Seriously, I think you have to change your response to him. I know I trot this phrase out a lot (found it here and it struck a chord) but "If you do what you've always done, you'll get what you've always got". He is bypassing your usual response and continuing his pissy behaviour. He knows how to respond to your regular responses and to keep wearing you down.
The possibility I see here is that, for example, when he says he 'never' has clean socks - you stop washing his socks. Because to do otherwise would make a liar out of him. 'Never' gets dinner? Stop cooking for him. Show him what 'never' feels like. And tell him that's why you're doing it, and he needs to pick his words better in future.

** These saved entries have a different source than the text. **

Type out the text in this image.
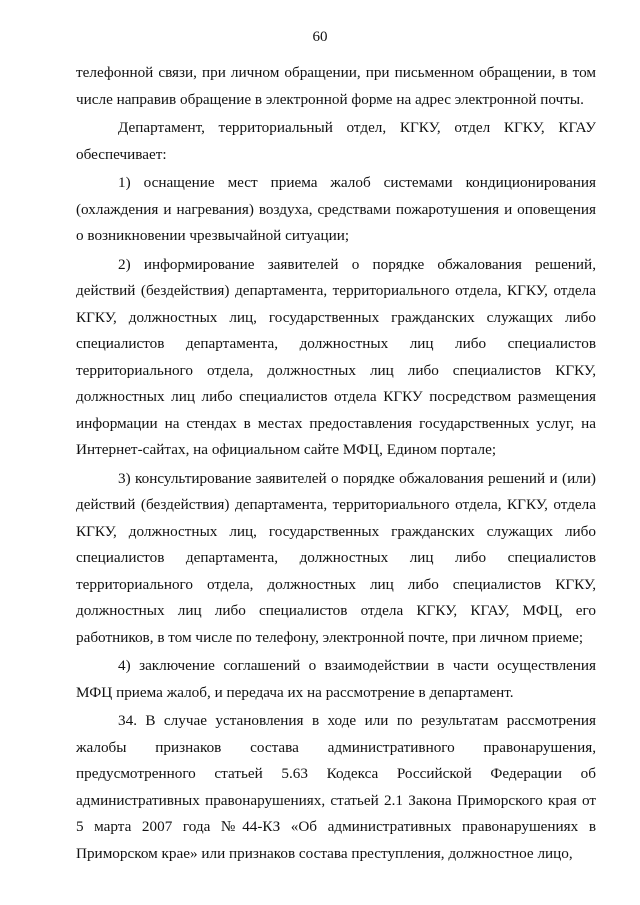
60

телефонной связи, при личном обращении, при письменном обращении, в том числе направив обращение в электронной форме на адрес электронной почты.

Департамент, территориальный отдел, КГКУ, отдел КГКУ, КГАУ обеспечивает:

1) оснащение мест приема жалоб системами кондиционирования (охлаждения и нагревания) воздуха, средствами пожаротушения и оповещения о возникновении чрезвычайной ситуации;

2) информирование заявителей о порядке обжалования решений, действий (бездействия) департамента, территориального отдела, КГКУ, отдела КГКУ, должностных лиц, государственных гражданских служащих либо специалистов департамента, должностных лиц либо специалистов территориального отдела, должностных лиц либо специалистов КГКУ, должностных лиц либо специалистов отдела КГКУ посредством размещения информации на стендах в местах предоставления государственных услуг, на Интернет-сайтах, на официальном сайте МФЦ, Едином портале;

3) консультирование заявителей о порядке обжалования решений и (или) действий (бездействия) департамента, территориального отдела, КГКУ, отдела КГКУ, должностных лиц, государственных гражданских служащих либо специалистов департамента, должностных лиц либо специалистов территориального отдела, должностных лиц либо специалистов КГКУ, должностных лиц либо специалистов отдела КГКУ, КГАУ, МФЦ, его работников, в том числе по телефону, электронной почте, при личном приеме;

4) заключение соглашений о взаимодействии в части осуществления МФЦ приема жалоб, и передача их на рассмотрение в департамент.

34. В случае установления в ходе или по результатам рассмотрения жалобы признаков состава административного правонарушения, предусмотренного статьей 5.63 Кодекса Российской Федерации об административных правонарушениях, статьей 2.1 Закона Приморского края от 5 марта 2007 года №44-КЗ «Об административных правонарушениях в Приморском крае» или признаков состава преступления, должностное лицо,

"Same for holidays/ any kind of trip. If he didn't really want to go on it or whatever, but then decided to do it, I never ever hear the end of it- for the entire trip. He just ruins it."
Don't go on holiday / trips with him. Blank refusal. Tell him why, that he ruins it with his negativity. He sneers at you as a "cop out" if you accept his choice and moans constantly if he accepts your choice so there's no point and you're not bloody well doing that again.
His negativity has a purpose, it is not random. It is designed to train you to accept all and every decision or choice he makes. Not only does he get his own way, but also the pleasure of calling you a cop-out for not putting forward your own choice. It's really shitty behaviour, this. Put forward your own choice, he'll moan and make you miserable. Accept his choice, he sneers at you. He really has designed a heads-I-win-tails-you-lose life for himself, hasn't he? And he likes to make you miserable.
"Apparently I take it too seriously when he does it and I'm too sensitive to it. He says I should stop caring about what he thinks and it's just his personality when he's in a mood."
I see another opportunity to not do what you've always done here. It will take a little acting, but do your best to behave as if his moods do not affect you. I suspect he enjoys being moody, because it's a chance to make you miserable. There's a technique called 'Grey Rock' which you could put to use, you'll find details online, but essentially you do not react to anything. He is being an arse to make you react, so not reacting provides no entertainment for him. He will probably up the provocation to sting you into reacting, but you maintain - Grey Rock.
Of course Grey Rock is more of a holding pattern than a way to live. I think it would be a good idea to consider how you want your life to be. And whether you want this deeply unpleasant man to be in it.